Se eles se drogam é porque não suportam a própria realidade – como acontece a todo dependente químico. Todo viciado em drogas é um místico em potencial. Alguém que descobriu a verdade: a felicidade é uma experiência subjetiva. Não resulta da soma de prazeres, como tenta nos convencer a sociedade de consumo. Nem da conta bancária gorda ou dos títulos que a pessoa ostenta (e a eles se agarra como carrapato na pele), pois, ao perder os títulos ou a função, a pessoa entra em depressão por não ter suficiente autoestima. Ela necessita de adornos para fazer reluzir sua presença no mundo, como inúmeros políticos. Raros os que, como Fidel Castro, têm a ousada humildade de determinar, em seu testamento, a expressa proibição do uso de seu nome em ruas e avenidas, universidades e hospitais, estátuas, placas e monumentos.

A diferença entre o místico e o viciado é que o primeiro entra pela porta do Absoluto e o segundo, pela do absurdo.
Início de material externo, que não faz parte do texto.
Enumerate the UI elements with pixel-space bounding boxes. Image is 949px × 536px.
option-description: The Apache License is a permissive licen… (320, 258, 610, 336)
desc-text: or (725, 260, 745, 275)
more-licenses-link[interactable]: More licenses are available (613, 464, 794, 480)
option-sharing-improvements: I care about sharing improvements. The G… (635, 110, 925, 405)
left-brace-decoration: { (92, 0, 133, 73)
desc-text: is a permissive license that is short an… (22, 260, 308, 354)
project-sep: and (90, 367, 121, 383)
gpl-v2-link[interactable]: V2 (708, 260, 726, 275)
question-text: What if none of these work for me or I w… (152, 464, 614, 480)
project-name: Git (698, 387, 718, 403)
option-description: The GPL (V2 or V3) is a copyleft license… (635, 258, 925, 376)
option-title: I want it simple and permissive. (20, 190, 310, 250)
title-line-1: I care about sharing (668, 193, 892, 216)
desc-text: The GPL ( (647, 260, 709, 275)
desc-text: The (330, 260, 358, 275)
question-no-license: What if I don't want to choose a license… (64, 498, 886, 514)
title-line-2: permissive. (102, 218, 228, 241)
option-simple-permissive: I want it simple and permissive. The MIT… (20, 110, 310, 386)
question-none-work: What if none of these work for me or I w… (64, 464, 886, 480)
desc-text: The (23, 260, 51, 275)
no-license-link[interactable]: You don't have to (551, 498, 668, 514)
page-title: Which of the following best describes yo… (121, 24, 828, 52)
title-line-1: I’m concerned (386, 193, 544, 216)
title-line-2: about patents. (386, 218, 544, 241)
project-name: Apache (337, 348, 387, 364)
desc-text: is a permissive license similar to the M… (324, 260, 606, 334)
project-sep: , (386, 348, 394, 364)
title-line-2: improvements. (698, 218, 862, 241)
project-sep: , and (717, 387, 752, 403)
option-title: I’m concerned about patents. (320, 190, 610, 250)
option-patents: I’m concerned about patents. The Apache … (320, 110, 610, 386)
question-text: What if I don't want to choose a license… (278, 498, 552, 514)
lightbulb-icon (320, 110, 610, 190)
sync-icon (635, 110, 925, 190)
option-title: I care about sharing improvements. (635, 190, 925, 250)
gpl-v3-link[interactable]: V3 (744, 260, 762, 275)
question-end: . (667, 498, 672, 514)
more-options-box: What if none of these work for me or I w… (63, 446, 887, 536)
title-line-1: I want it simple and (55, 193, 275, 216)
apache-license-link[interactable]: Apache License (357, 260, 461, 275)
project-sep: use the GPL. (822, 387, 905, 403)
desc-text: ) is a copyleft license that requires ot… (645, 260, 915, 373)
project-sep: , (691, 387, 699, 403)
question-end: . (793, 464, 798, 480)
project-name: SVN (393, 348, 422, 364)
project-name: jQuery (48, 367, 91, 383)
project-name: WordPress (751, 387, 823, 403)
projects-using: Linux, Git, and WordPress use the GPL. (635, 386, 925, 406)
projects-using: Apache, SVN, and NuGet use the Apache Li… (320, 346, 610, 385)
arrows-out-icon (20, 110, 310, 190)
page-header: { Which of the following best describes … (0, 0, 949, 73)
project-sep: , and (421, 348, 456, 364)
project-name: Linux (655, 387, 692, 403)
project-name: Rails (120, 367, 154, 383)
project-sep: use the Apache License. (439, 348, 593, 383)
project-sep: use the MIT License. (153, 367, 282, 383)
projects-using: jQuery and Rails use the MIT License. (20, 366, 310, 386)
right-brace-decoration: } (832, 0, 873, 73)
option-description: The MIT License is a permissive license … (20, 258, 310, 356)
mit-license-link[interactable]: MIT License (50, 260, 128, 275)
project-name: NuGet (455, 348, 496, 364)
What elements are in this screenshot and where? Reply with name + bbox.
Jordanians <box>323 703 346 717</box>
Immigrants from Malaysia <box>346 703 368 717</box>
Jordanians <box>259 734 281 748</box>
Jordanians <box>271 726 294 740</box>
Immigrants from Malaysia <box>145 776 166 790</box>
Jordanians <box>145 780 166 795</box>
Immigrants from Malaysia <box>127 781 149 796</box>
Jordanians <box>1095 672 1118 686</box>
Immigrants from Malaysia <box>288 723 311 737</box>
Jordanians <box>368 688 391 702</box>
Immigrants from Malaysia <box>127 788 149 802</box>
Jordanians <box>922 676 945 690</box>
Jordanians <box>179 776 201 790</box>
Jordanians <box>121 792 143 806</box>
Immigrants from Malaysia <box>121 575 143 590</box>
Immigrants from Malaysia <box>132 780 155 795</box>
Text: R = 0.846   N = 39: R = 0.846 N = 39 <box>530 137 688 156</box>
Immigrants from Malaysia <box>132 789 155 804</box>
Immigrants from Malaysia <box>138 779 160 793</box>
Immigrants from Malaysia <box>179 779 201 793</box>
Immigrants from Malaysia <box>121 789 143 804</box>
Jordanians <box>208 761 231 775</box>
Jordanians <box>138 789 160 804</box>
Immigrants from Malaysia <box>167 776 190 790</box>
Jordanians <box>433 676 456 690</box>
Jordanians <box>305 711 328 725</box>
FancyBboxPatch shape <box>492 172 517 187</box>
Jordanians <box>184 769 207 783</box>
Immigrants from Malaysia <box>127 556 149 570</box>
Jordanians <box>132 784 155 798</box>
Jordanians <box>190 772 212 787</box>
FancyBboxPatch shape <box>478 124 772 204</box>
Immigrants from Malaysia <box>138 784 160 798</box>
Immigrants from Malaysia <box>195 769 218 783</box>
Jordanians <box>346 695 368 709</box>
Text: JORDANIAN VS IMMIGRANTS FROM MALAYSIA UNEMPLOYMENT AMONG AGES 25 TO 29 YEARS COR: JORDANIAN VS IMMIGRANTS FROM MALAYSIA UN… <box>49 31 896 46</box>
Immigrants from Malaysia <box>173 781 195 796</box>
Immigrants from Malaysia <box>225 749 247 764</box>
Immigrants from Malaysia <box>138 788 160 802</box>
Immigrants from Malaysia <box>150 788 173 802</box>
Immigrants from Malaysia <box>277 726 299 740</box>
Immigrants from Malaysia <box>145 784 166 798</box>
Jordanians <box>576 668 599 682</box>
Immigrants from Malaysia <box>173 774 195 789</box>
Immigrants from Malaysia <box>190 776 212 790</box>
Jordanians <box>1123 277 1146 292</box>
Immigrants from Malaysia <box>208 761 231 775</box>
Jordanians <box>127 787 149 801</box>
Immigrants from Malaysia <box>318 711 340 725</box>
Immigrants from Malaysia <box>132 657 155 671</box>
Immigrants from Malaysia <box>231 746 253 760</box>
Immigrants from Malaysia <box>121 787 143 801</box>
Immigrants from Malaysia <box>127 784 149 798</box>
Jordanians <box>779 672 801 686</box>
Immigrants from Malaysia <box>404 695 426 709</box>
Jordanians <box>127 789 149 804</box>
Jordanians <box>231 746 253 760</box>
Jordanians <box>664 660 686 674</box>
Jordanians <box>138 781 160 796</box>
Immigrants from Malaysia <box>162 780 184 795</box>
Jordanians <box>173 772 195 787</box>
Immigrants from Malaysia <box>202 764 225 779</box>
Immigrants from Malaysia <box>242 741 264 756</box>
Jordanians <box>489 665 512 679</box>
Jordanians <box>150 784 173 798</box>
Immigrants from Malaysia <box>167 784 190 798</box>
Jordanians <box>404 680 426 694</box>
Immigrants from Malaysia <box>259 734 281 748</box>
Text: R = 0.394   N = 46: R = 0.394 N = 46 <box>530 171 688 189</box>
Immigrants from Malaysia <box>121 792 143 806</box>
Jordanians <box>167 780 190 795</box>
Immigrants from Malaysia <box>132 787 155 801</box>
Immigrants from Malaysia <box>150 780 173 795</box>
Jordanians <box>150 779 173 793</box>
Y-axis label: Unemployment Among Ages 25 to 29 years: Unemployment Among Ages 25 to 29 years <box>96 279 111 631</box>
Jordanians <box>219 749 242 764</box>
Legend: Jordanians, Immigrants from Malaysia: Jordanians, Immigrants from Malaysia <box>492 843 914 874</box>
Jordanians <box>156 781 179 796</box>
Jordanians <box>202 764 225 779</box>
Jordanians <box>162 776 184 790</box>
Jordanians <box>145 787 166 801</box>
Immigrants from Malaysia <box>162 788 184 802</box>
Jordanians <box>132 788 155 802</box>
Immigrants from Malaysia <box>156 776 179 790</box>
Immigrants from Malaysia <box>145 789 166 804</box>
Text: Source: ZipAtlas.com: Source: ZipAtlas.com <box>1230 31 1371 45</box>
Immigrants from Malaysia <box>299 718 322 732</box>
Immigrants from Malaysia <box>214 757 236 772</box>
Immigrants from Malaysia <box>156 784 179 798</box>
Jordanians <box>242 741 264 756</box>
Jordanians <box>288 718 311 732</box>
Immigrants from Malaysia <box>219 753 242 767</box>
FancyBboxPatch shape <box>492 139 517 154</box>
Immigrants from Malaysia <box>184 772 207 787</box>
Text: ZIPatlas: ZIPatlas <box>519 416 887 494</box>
Quem lida com pessoas em situação de rua precisa ter capacitação pedagógica. Saber encará-las em sua dignidade, em seus direitos humanos, em sua condição de filhos e filhas de Deus. É preciso ter paciência, saber escutar, deixar que cada um conte a sua história de vida familiar e profissional, e expresse seus sonhos e desejos. Somente através desse processo “terapêutico”, essencialmente paulofreiriano, é possível ajudá-los a tomar a iniciativa de se submeter a tratamento, abandonar o vício e mudar de vida.

É graças à autoestima que uma pessoa se sente feliz e realizada, seja faxineiro, astrofísico, operador de máquina ou porteiro de prédio. Ela necessita emergir da invisibilidade, se sentir socialmente reconhecida, útil, enfim, cidadã. A política do descarte e da repressão só agrava o sentimento de revolta e humilhação.

As Cracolândias não podem ser tratadas como caso de polícia, e sim como caso de política.

Frei Betto é escritor, autor do romance policial “Hotel Brasil” (Rocco), entre outros livros.